Industry Minister Brian Tobin and Human Resources Development Minister Jane Stewart are taking the lead in developing the white paper that will focus on how university and private sector research can be translated into market-oriented products and how to provide the workforce with better skills-training.
At a speech delivered in Halifax last month, Stewart said the country faces a tremendous challenge in ensuring there are enough skilled workers to meet the demand of employers.
"The quality and quantity of Canadians' skills will primarily determine Canada's future competitiveness and quality of life," she stated.
The government had intended to make the paper public this month, before Parliament adjourned for the summer, but that now appears unlikely.
The delay has led to speculation there is disagreement within the Liberal government over what mix of policies would best boost economic productivity and raise living standards.
Business lobbyists have been pressing for quicker tax write offs for investment in new machinery and technology, but social groups have been arguing for measures to help economically disadvantaged groups.
"There's a great opportunity here to bring in some policies that will make a difference," said Andrew Jackson, research director of the Canada Council on Social Development.
"Part of the skills agenda should be about trying to include relatively marginalised groups within the workforce."
It is expected the white paper will spell out in more detail the so-called "innovation agenda" in the Liberal red book of election promises last year.

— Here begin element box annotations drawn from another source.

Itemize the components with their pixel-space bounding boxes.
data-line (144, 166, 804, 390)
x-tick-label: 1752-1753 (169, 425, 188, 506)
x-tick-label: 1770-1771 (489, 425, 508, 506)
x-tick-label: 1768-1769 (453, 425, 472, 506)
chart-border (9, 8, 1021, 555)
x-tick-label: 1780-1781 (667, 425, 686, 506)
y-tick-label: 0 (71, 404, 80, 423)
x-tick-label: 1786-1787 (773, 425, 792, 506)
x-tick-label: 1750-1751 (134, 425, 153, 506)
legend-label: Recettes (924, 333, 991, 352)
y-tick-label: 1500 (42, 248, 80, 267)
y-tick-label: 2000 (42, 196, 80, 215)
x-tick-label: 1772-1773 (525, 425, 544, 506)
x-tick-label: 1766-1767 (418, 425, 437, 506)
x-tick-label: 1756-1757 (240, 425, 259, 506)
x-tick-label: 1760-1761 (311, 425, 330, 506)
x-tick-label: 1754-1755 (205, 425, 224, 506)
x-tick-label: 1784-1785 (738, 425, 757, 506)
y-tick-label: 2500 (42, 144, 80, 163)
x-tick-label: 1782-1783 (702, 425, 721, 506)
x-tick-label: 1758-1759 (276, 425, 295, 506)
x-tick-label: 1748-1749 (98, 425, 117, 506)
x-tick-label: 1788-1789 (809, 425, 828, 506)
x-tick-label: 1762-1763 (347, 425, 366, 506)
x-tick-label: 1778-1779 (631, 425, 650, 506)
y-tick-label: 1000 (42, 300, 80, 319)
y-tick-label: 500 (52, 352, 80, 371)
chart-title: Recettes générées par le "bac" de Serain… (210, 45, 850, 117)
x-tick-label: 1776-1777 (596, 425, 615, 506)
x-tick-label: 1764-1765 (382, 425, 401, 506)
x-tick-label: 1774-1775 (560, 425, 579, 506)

The Liberals vowed to double federal spending on research and development, ensure better access to student loans, and to establish individual learning accounts to allow people to set money aside tax-free and withdraw it for education and job training.
CAUT president Tom Booth says he is worried about the direction the white paper may take.
"There's strong indication the big focus will be on commercializing university research," Booth explains. "The issue of continued underfunding of universities and colleges and accessibility to post-secondary education doesn't even appear to be on the radar screen."